7 Eylül 2012 11:29 tsi
'Suriye'de yaşanan yeni bir Kerbela' Başbakan Recep Tayyip Erdoğan, ''Arap Uyanışı ve Orta Doğu'da Barış: Müslüman ve Hristiyan Perspektifler'' konferansının açılışında konuştu.

''Arap Uyanışı ve Orta Doğu'da Barış: Müslüman ve Hristiyan Perspektifler'' konferansı, Başbakan Recep Tayyip Erdoğan'ın da katılımıyla başladı.

Türkiye Diyanet Vakfı İslam Araştırmaları Merkezi (İSAM) ve Marmara Üniversitesi Orta Doğu Araştırmaları Enstitüsü işbirliği ile Etiler'deki Le Meridien Otel'de düzenlenen toplantıya, 19 ülkeden Müslüman ve Hristiyan toplulukların liderleri, akademisyenler ve uzmanlar katılıyor.

Konferans, Başbakan Recep Tayyip Erdoğan'ın salona girmesiyle başladı. Konferansın açılış konuşmasını Diyanet İşleri Başkanı Mehmet Görmez yaptı.

Konferansın ilk gününde, ''Arap Uyanışı ve Yeni Orta Doğu'da Müslüman-Hristiyan ilişkileri'' konusu masaya yatırılacak. Öğleden sonraki bölümde de ''Orta Doğu'da Dini Çoğulculuk ve Bir Arada Yaşama Kültürü'' başlıklı çalıştay basına kapalı gerçekleştirilecek.

Konferansın ikinci gününde ise ''Dini ve Ulusal Kimlikler, Aidiyet ve Müslüman-Hristiyan İlişkileri'' ve ''Sosyal Değişim ve Dini Liderlik'' çalıştayı yapılacak. Konferansın sonunda da sonuç bildirgesi açıklanacak.
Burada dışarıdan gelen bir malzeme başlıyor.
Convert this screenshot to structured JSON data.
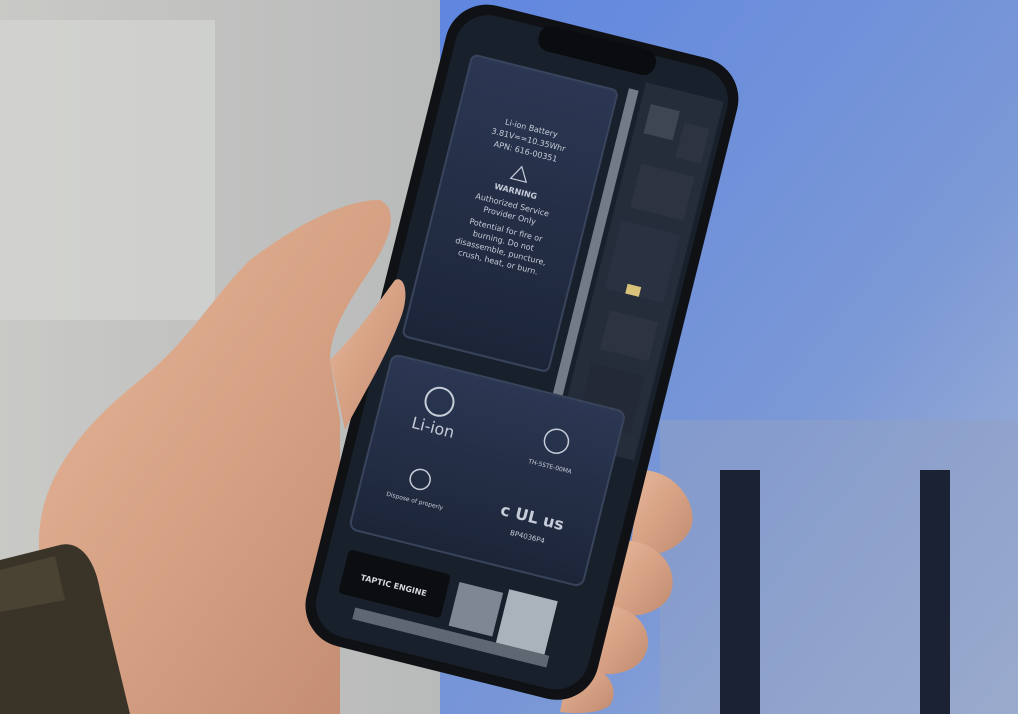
{
  "photo": {
    "subject": "hand holding smartphone with internals wallpaper"
  },
  "battery_top": {
    "lines": [
      "Li-ion Battery",
      "3.81V==10.35Whr",
      "APN: 616-00351",
      "WARNING",
      "Authorized Service",
      "Provider Only",
      "Potential for fire or",
      "burning. Do not",
      "disassemble, puncture,",
      "crush, heat, or burn."
    ]
  },
  "battery_bottom": {
    "li_ion": "Li-ion",
    "recycle_icon": "recycle-icon",
    "ul_mark": "c UL us",
    "ul_code": "BP4036P4",
    "cert_text": "TH-5STE-00MA",
    "dispose_text": "Dispose of properly"
  },
  "taptic": {
    "label": "TAPTIC ENGINE"
  },
  "colors": {
    "background_left": "#b9bab8",
    "background_right": "#6e8fd6",
    "phone_frame": "#111316",
    "battery": "#1f2a3f",
    "skin": "#d9a88b",
    "watch_band": "#3a3428"
  }
}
Konferans kapsamında, Müslüman katılımcılar Sultanahmet Camisi'nde bugün cuma namazı kılacak. Hristiyan katılımcılar ise aynı saatte Ayasofya Müzesi'ni ziyaret edecek.

Katılımcılara, bu akşam Dışişleri Bakanı Ahmet Davutoğlu'nun ev sahipliğinde, yarın akşam ise Diyanet İşleri Başkanı Prof. Dr. Mehmet Görmez tarafından akşam yemeği verilecek.
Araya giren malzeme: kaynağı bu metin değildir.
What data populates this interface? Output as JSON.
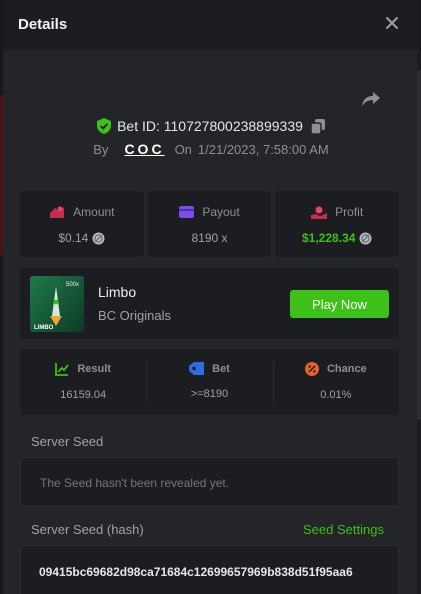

Kerbela ayrılık değil birliğin refaransı

Başbakan Recep Tayyip Erdoğan, ''Arap Uyanışı ve Orta Doğu'da Barış: Müslüman ve Hristiyan Perspektifler'' konferansının açılışında konuştu.

Başbakan Erdoğan, ''1332 yıl önce Kerbela'da yaşanan neyse, açık söylüyorum, bugün Suriye'de yaşanan da odur...' dedi.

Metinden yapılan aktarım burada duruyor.